Ketua Umum Pengurus Besar Ikatan Dokter Indonesia (PB IDI) Mohammad Adib Khumaidi mengatakan, “saat ini tengah terjadi tingkat kelembapan udara tinggi. Hal ini mempercepat perkembangan vector penyakit demam berdarah dengue (DBD) yakni nyamuk Aedes aegypty. Dimana musim pancaroba ini menjadi musim yang sangat diinginkan oleh nyamuk dengue yang berpotensi untuk peningkatan kasus DBD”.

Kepala Biro Komunikasi dan Pelayanan Publik Kemenkes Siti Nadia Tarmizi juga mengatakan, “ Pemanasan global termasuk El Nino yang akhir-akhir ini melanda Indonesia menjadi faktor yang memicu kasus dengue ini di tengah masyarakat. (LIPUTAN6.com 3/5/2024).

 

Lebih Tinggi

Berdasarkan data Kemenkes per 18 Maret 2024, jumlah kasus DBD hingga pekan ke-11 2024 telah mencapai 35.556 kasus dengan angka kematian sebanyak 290 jiwa. Jumlah ini jauh lebih tinggi jika dibandingkan dengan 2023 pada periode yang sama. Pada 2023, kasus DBD pada pekan ke-11 mencapai 15.886 kasus dengan 118 angka kematian.
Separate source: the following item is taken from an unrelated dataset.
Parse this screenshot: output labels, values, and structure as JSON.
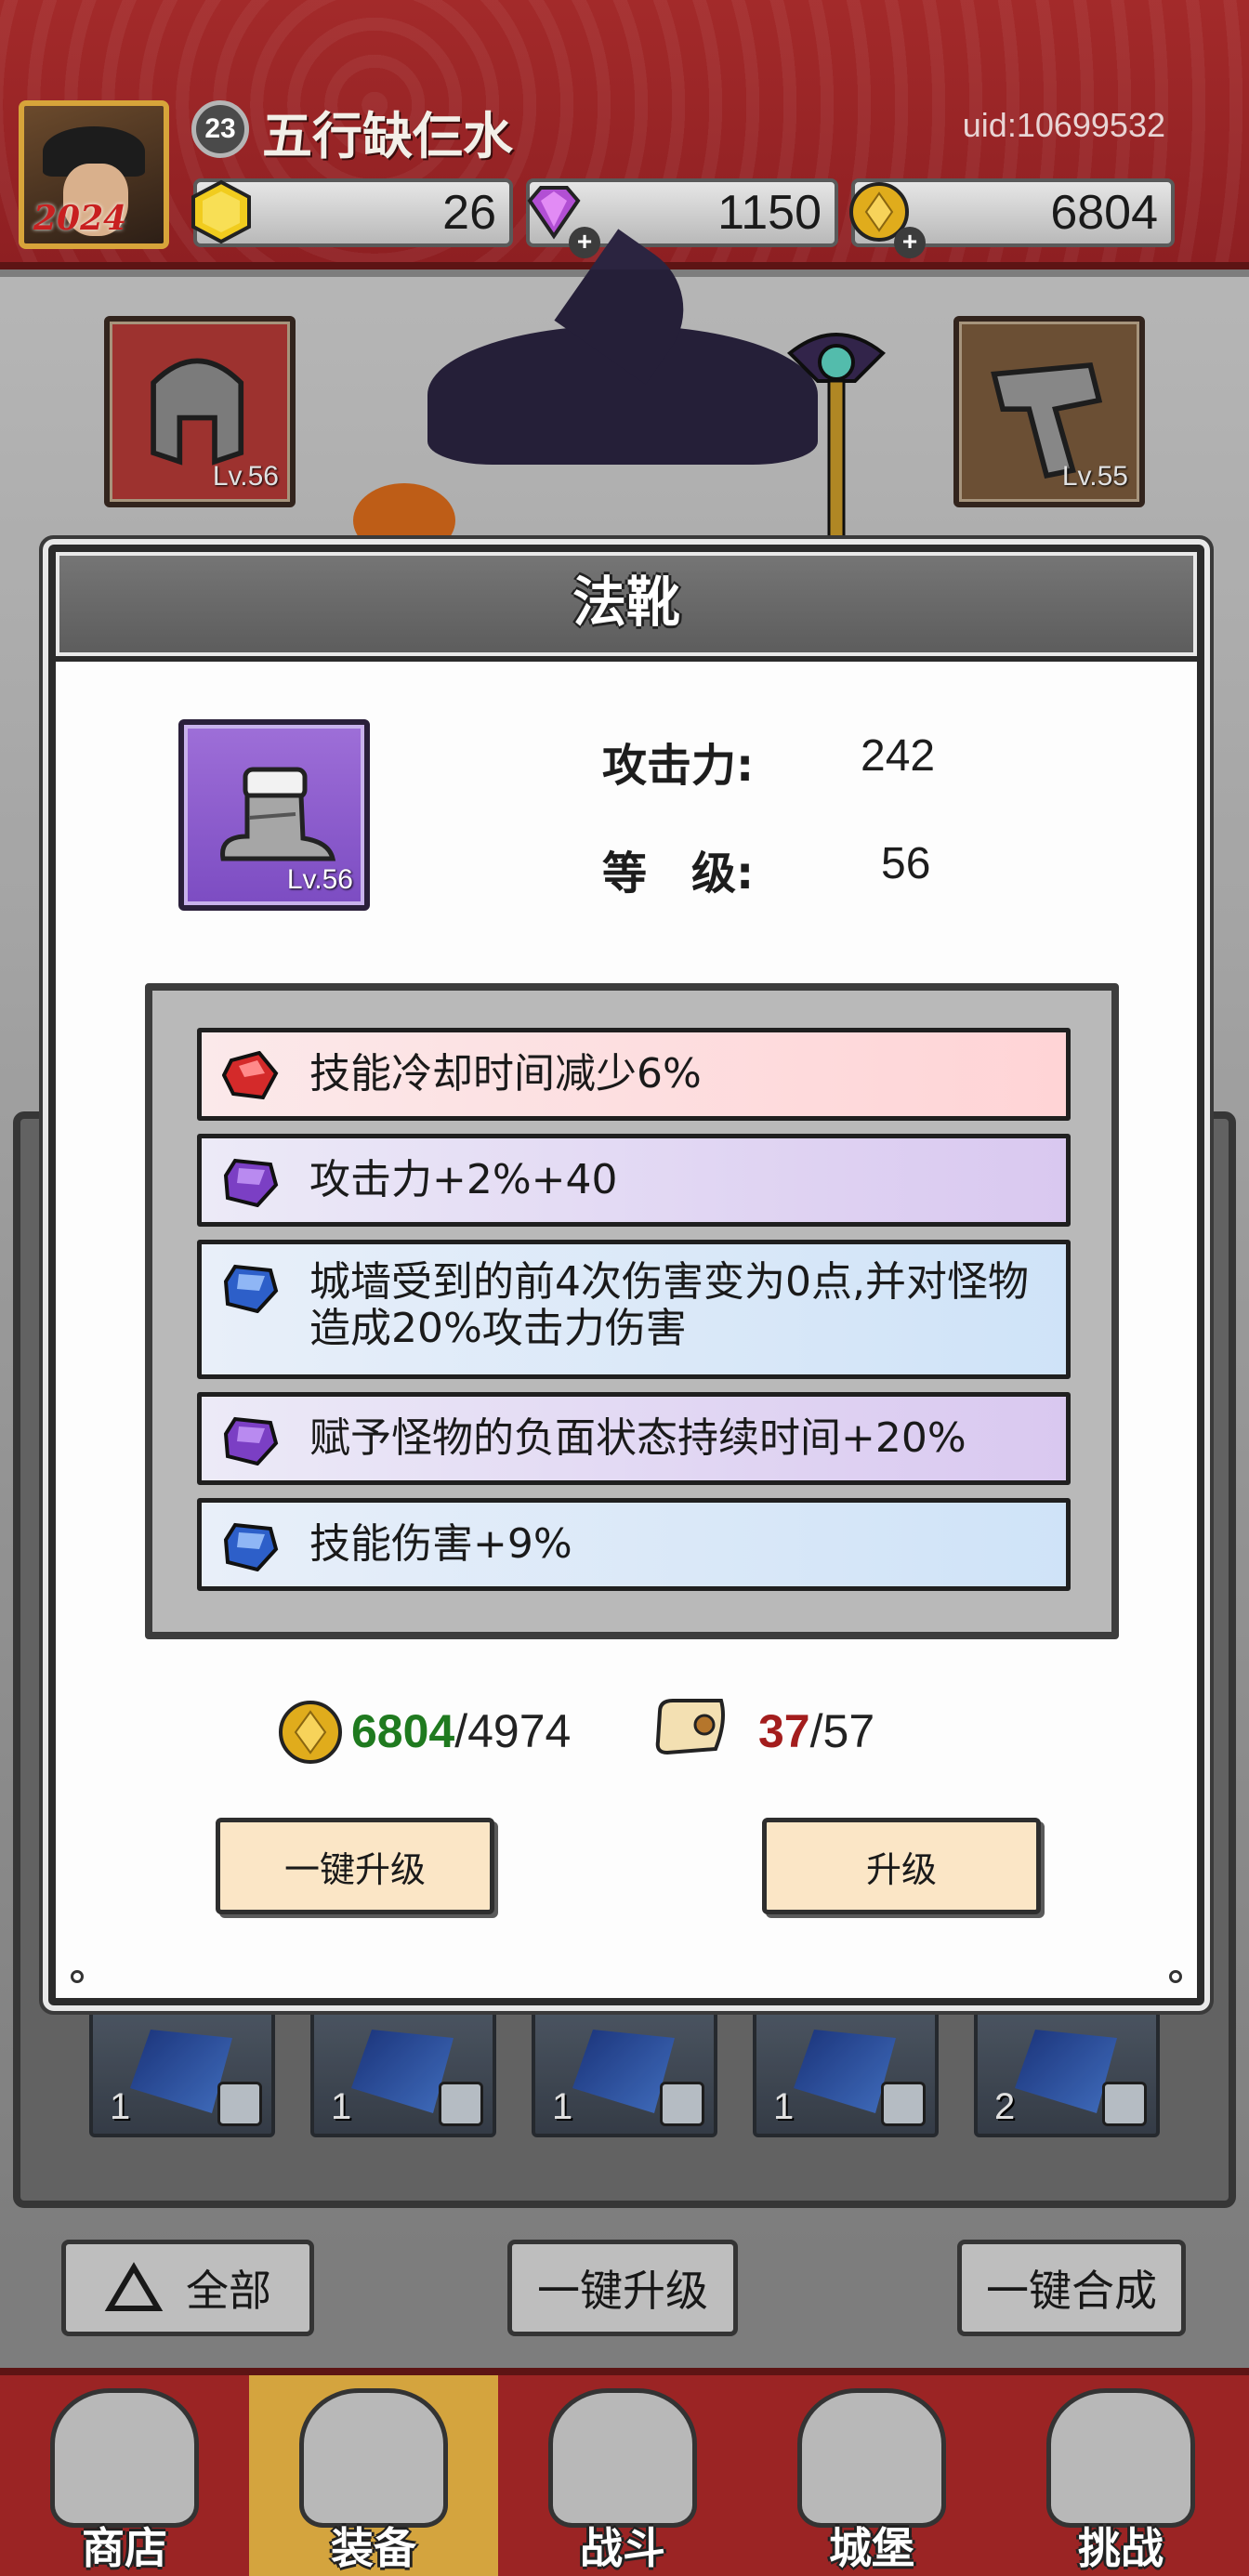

Meningkatnya jumlah kasus yang terkena DBD hingga kasus kematian dari tahun sebelumnya menunjukkan tindakan preventif dan kuratif yang dilakukan pemerintah belum optimal.

Mengingat Indonesia adalah wilayah tropis dan subtropis, seharusnya pemerintah lebih serius mencegah kenaikan kasus DBD di seluruh wilayah Indonesia. Karena kasus DBD terjadi berulang dengan kenaikan yang berdeda-beda setiap tahunnya.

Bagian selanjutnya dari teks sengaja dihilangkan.